Our mate Dave  (aka "Lawrence of A-Dave-ia" aka Mark from Dewsbury, England) with his turban prior to our camel trek.





My homeboy Kyle (from Cape Town, SA) at the back of our caravan. This guy's younger than my Brother Moses and on the trip for the whole 10months!

LBM finds time to do some desert yoga


From there, we passed through Marrakech again, spending one night at 'Hotel Imouzzer' (74, Rue Sidi Boulooukate) rather than at an out of town campsite again. From there we had some long driving days before reaching Essaouira on the coast…I’d been there once before 6 years ago but then I didn’t see more than the toilet door for three days (ironically, thanks to a tagine I’d eaten on a camel trek in the desert…maybe I ducked a punch this time around?). Essaouira was an awesome place and Lara and I managed some swimmming and body-surfing with a few of our new friends whilst the camels on the beach just watched in aloof indifference.

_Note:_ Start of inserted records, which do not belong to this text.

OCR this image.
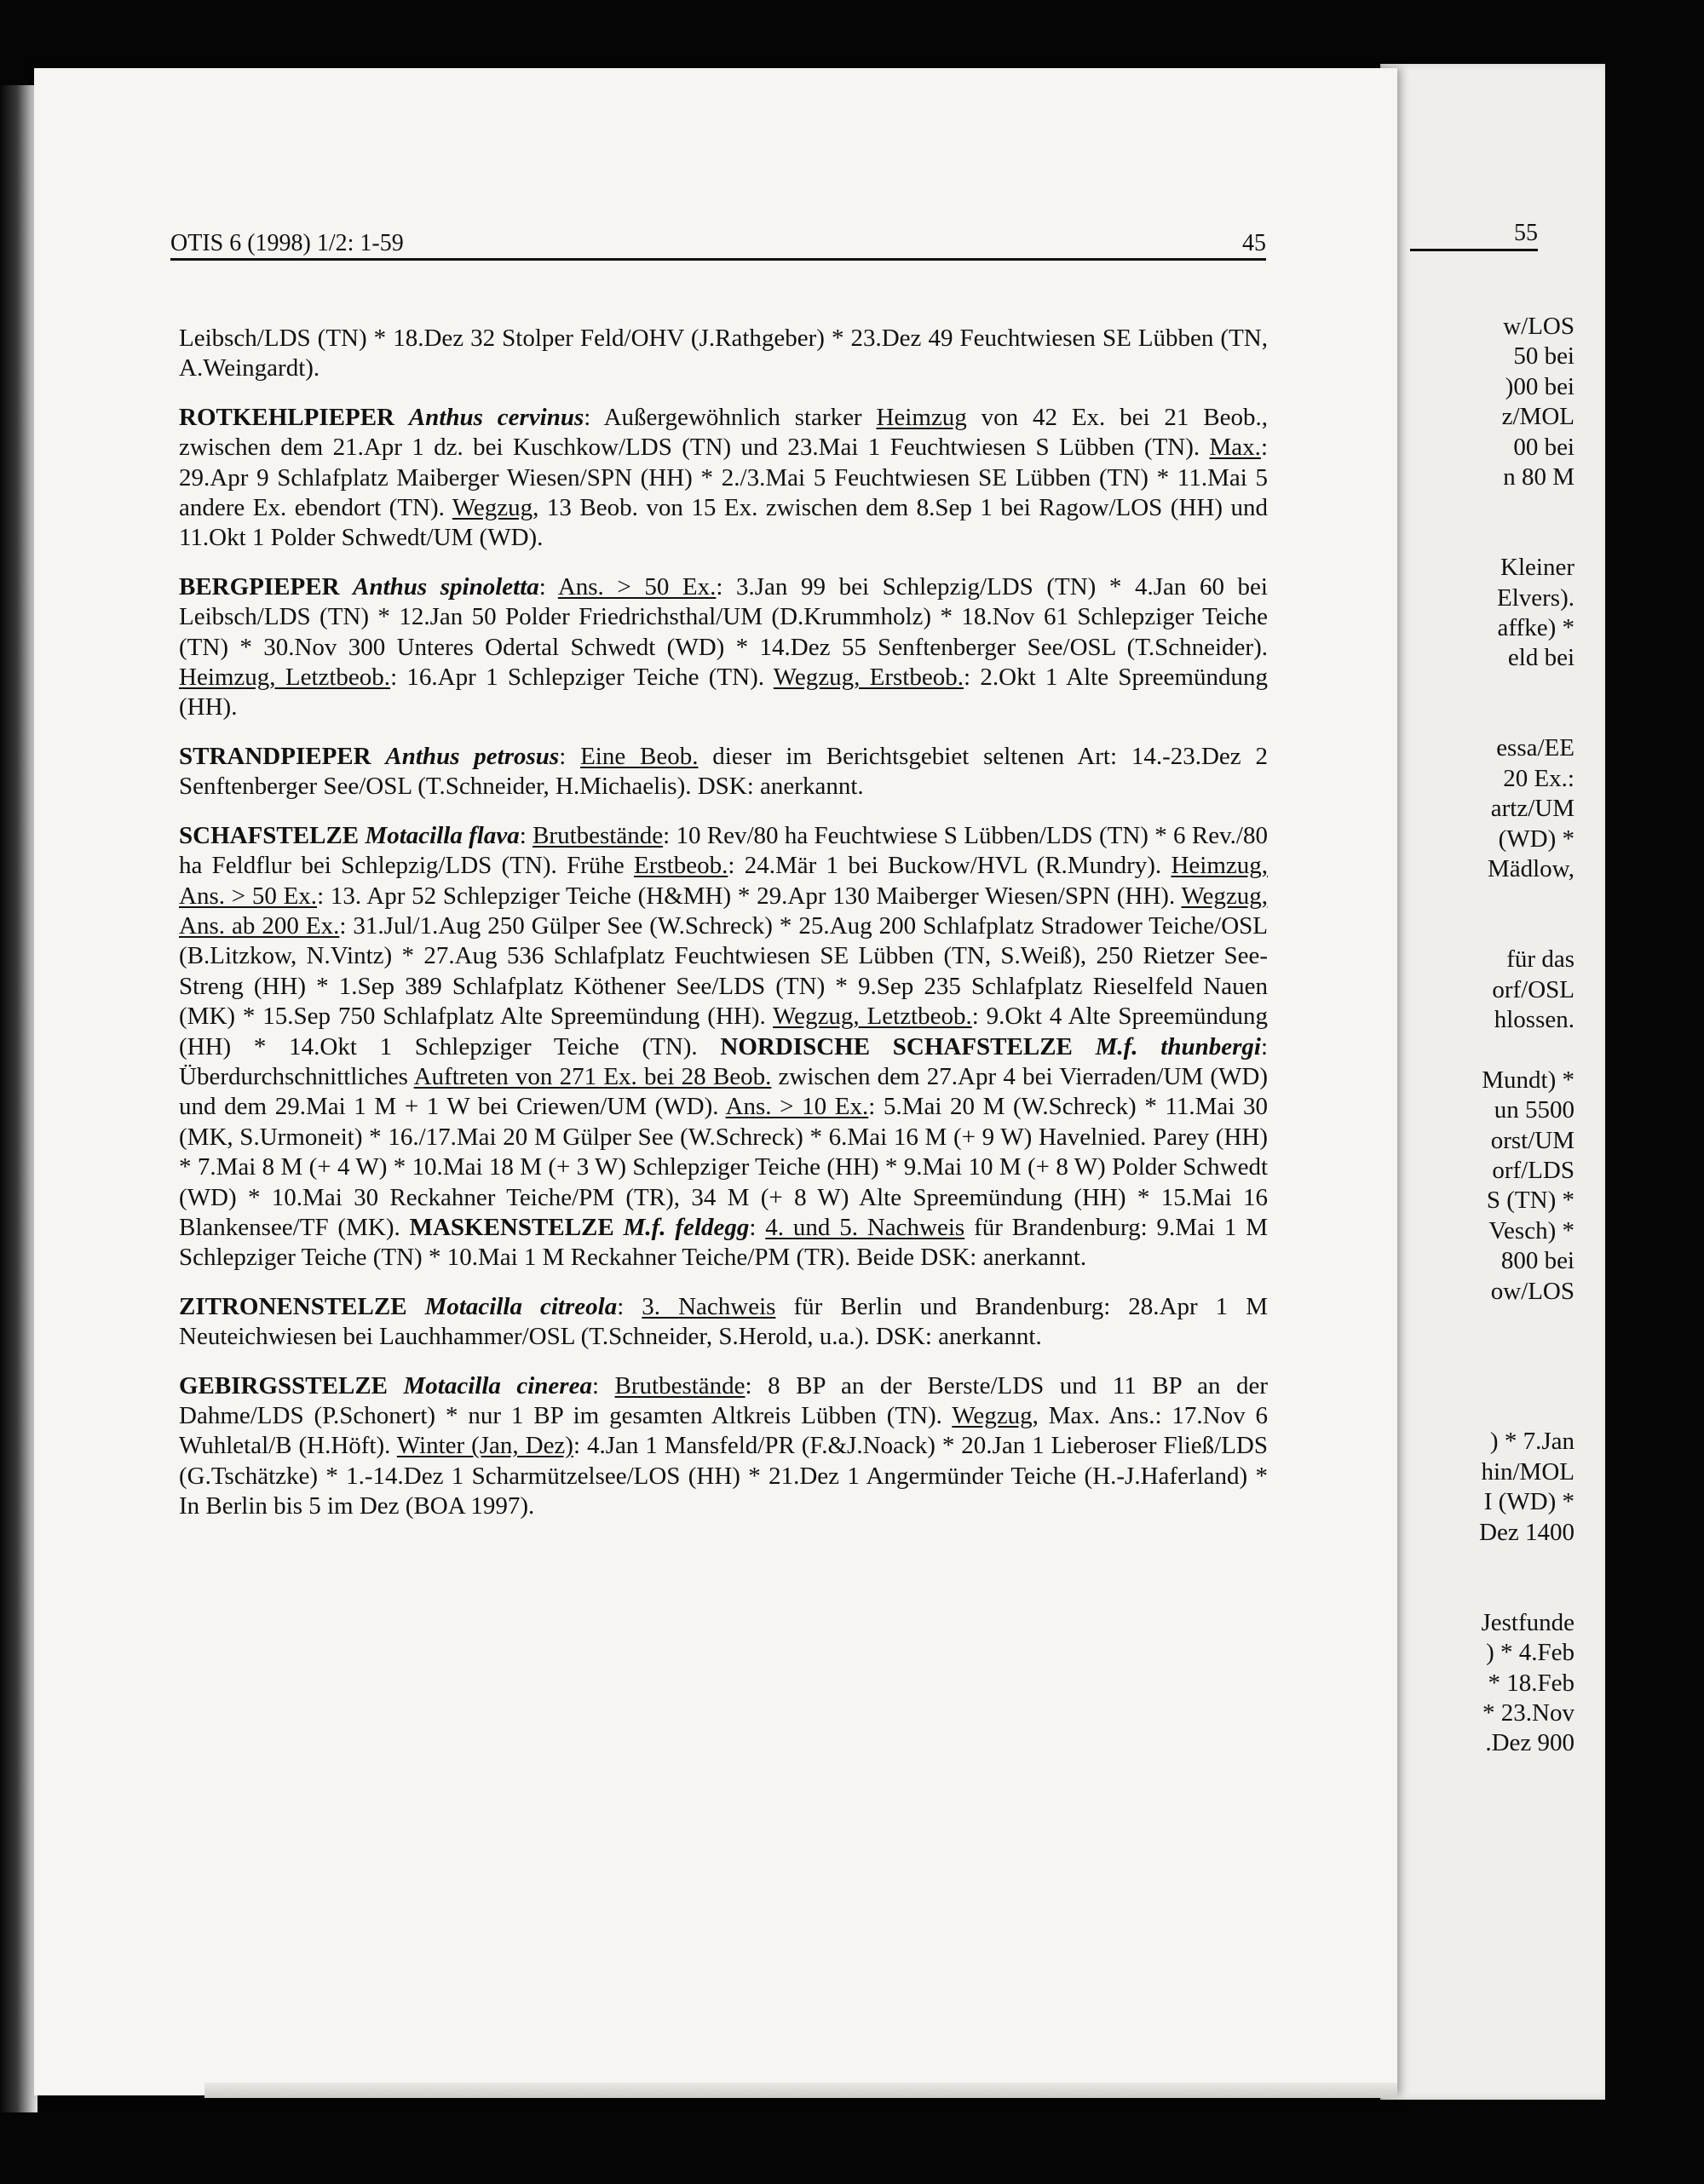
55
w/LOS
50 bei
)00 bei
z/MOL
00 bei
n 80 M
Kleiner
Elvers).
affke) *
eld bei
essa/EE
20 Ex.:
artz/UM
(WD) *
Mädlow,
für das
orf/OSL
hlossen.
Mundt) *
un 5500
orst/UM
orf/LDS
S (TN) *
Vesch) *
800 bei
ow/LOS
) * 7.Jan
hin/MOL
I (WD) *
Dez 1400
Jestfunde
) * 4.Feb
* 18.Feb
* 23.Nov
.Dez 900
OTIS 6 (1998) 1/2: 1-59	45

Leibsch/LDS (TN) * 18.Dez 32 Stolper Feld/OHV (J.Rathgeber) * 23.Dez 49 Feuchtwiesen SE Lübben (TN, A.Weingardt).

ROTKEHLPIEPER Anthus cervinus: Außergewöhnlich starker Heimzug von 42 Ex. bei 21 Beob., zwischen dem 21.Apr 1 dz. bei Kuschkow/LDS (TN) und 23.Mai 1 Feuchtwiesen S Lübben (TN). Max.: 29.Apr 9 Schlafplatz Maiberger Wiesen/SPN (HH) * 2./3.Mai 5 Feuchtwiesen SE Lübben (TN) * 11.Mai 5 andere Ex. ebendort (TN). Wegzug, 13 Beob. von 15 Ex. zwischen dem 8.Sep 1 bei Ragow/LOS (HH) und 11.Okt 1 Polder Schwedt/UM (WD).

BERGPIEPER Anthus spinoletta: Ans. > 50 Ex.: 3.Jan 99 bei Schlepzig/LDS (TN) * 4.Jan 60 bei Leibsch/LDS (TN) * 12.Jan 50 Polder Friedrichsthal/UM (D.Krummholz) * 18.Nov 61 Schlepziger Teiche (TN) * 30.Nov 300 Unteres Odertal Schwedt (WD) * 14.Dez 55 Senftenberger See/OSL (T.Schneider). Heimzug, Letztbeob.: 16.Apr 1 Schlepziger Teiche (TN). Wegzug, Erstbeob.: 2.Okt 1 Alte Spreemündung (HH).

STRANDPIEPER Anthus petrosus: Eine Beob. dieser im Berichtsgebiet seltenen Art: 14.-23.Dez 2 Senftenberger See/OSL (T.Schneider, H.Michaelis). DSK: anerkannt.

SCHAFSTELZE Motacilla flava: Brutbestände: 10 Rev/80 ha Feuchtwiese S Lübben/LDS (TN) * 6 Rev./80 ha Feldflur bei Schlepzig/LDS (TN). Frühe Erstbeob.: 24.Mär 1 bei Buckow/HVL (R.Mundry). Heimzug, Ans. > 50 Ex.: 13. Apr 52 Schlepziger Teiche (H&MH) * 29.Apr 130 Maiberger Wiesen/SPN (HH). Wegzug, Ans. ab 200 Ex.: 31.Jul/1.Aug 250 Gülper See (W.Schreck) * 25.Aug 200 Schlafplatz Stradower Teiche/OSL (B.Litzkow, N.Vintz) * 27.Aug 536 Schlafplatz Feuchtwiesen SE Lübben (TN, S.Weiß), 250 Rietzer See-Streng (HH) * 1.Sep 389 Schlafplatz Köthener See/LDS (TN) * 9.Sep 235 Schlafplatz Rieselfeld Nauen (MK) * 15.Sep 750 Schlafplatz Alte Spreemündung (HH). Wegzug, Letztbeob.: 9.Okt 4 Alte Spreemündung (HH) * 14.Okt 1 Schlepziger Teiche (TN). NORDISCHE SCHAFSTELZE M.f. thunbergi: Überdurchschnittliches Auftreten von 271 Ex. bei 28 Beob. zwischen dem 27.Apr 4 bei Vierraden/UM (WD) und dem 29.Mai 1 M + 1 W bei Criewen/UM (WD). Ans. > 10 Ex.: 5.Mai 20 M (W.Schreck) * 11.Mai 30 (MK, S.Urmoneit) * 16./17.Mai 20 M Gülper See (W.Schreck) * 6.Mai 16 M (+ 9 W) Havelnied. Parey (HH) * 7.Mai 8 M (+ 4 W) * 10.Mai 18 M (+ 3 W) Schlepziger Teiche (HH) * 9.Mai 10 M (+ 8 W) Polder Schwedt (WD) * 10.Mai 30 Reckahner Teiche/PM (TR), 34 M (+ 8 W) Alte Spreemündung (HH) * 15.Mai 16 Blankensee/TF (MK). MASKENSTELZE M.f. feldegg: 4. und 5. Nachweis für Brandenburg: 9.Mai 1 M Schlepziger Teiche (TN) * 10.Mai 1 M Reckahner Teiche/PM (TR). Beide DSK: anerkannt.

ZITRONENSTELZE Motacilla citreola: 3. Nachweis für Berlin und Brandenburg: 28.Apr 1 M Neuteichwiesen bei Lauchhammer/OSL (T.Schneider, S.Herold, u.a.). DSK: anerkannt.

GEBIRGSSTELZE Motacilla cinerea: Brutbestände: 8 BP an der Berste/LDS und 11 BP an der Dahme/LDS (P.Schonert) * nur 1 BP im gesamten Altkreis Lübben (TN). Wegzug, Max. Ans.: 17.Nov 6 Wuhletal/B (H.Höft). Winter (Jan, Dez): 4.Jan 1 Mansfeld/PR (F.&J.Noack) * 20.Jan 1 Lieberoser Fließ/LDS (G.Tschätzke) * 1.-14.Dez 1 Scharmützelsee/LOS (HH) * 21.Dez 1 Angermünder Teiche (H.-J.Haferland) * In Berlin bis 5 im Dez (BOA 1997).
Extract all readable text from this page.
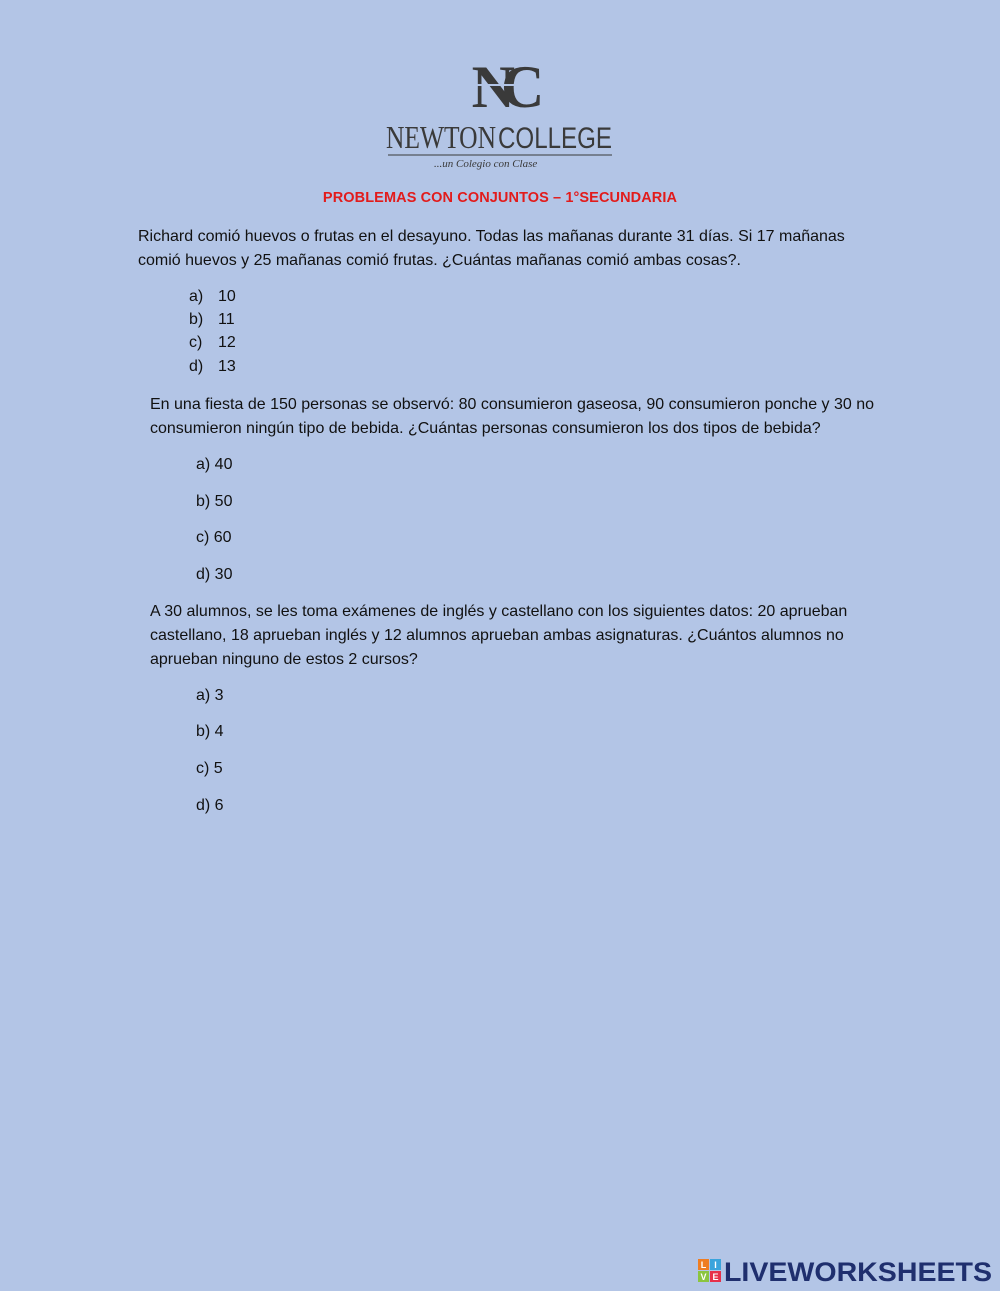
NC
NEWTON COLLEGE
...un Colegio con Clase
PROBLEMAS CON CONJUNTOS – 1°SECUNDARIA
Richard comió huevos o frutas en el desayuno. Todas las mañanas durante 31 días. Si 17 mañanas comió huevos y 25 mañanas comió frutas. ¿Cuántas mañanas comió ambas cosas?.
a) 10
b) 11
c) 12
d) 13
En una fiesta de 150 personas se observó: 80 consumieron gaseosa, 90 consumieron ponche y 30 no consumieron ningún tipo de bebida. ¿Cuántas personas consumieron los dos tipos de bebida?
a) 40
b) 50
c) 60
d) 30
A 30 alumnos, se les toma exámenes de inglés y castellano con los siguientes datos: 20 aprueban castellano, 18 aprueban inglés y 12 alumnos aprueban ambas asignaturas. ¿Cuántos alumnos no aprueban ninguno de estos 2 cursos?
a) 3
b) 4
c) 5
d) 6
L I
V E LIVEWORKSHEETS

We started getting into the place and really enjoying the sun, we parked the truck up in a caravan car park right next to the beach and pithced our tents on a dune just over the top of the car park on the beach side. We lit our firem cooked oour grub, had an ‘Especial’ (local beer) or two then went to bed in the dunes at about 10pm. Luckily (!) I have a bladder like a sieve and at 3am I woke up to go for a jimmy riddle…when I went to unzip the flysheet, I noticed it was already partly unzipped, then I looked for my day bag which had been by the door…it didn’t have anything important in it (fifty quid in various currencies, toileteries, torch, penknives, batteries) but it was gone all the same. I woke Lara and hers was gone too…unfortunately hers had her ipods (one broken, one new replacement bought in a MarJane), camera, Ray Bans, passport, bank cards and prescription specs in (amongts other things)…I legged it to the truck to tell our driver and Lara roused the others.

It turns out that the groundsheets of four of our tents had been slashed open but only two tents had things stolen from them (ours and an American family lost their orthopaedic trekking boots and sleeping bag liners). The mothertruckers had opened the flysheet to reach my bag but actually slashed the tent to get Lara’s bag…scarily, Lara's bag was by her head and the slash was at her feet…they’d have had to creep right in whilst we both slept!


Camped on the dunes in Essaouira, prior to The Night of the Tent Slasher


Lara looking unhappy the next morning


Brings a whole new meaning to getting up in the middle of the night to take a slash



As we scoured the area looking for clues, or ther thieves, or any of our stuff, we miraculously found Lara’s passport (with visas) and her bank cards in a bush…we also found my toileteries but they were unuabale as the thief had had the time to take a dump on them as we slept…bar-steward! The next day at the police HQ was interesting to say the least…but I’ll leave that to our next entry.

AK

1 comment:

  1. What an adventure it sounds amazing! So gutted to hear about the thieving but at least you are all unharmed. I know you are nearing Ghana or may already be there and I just wanted to say I am soo jealous it is a special place I hope you have a great time there I did...make sure you report back!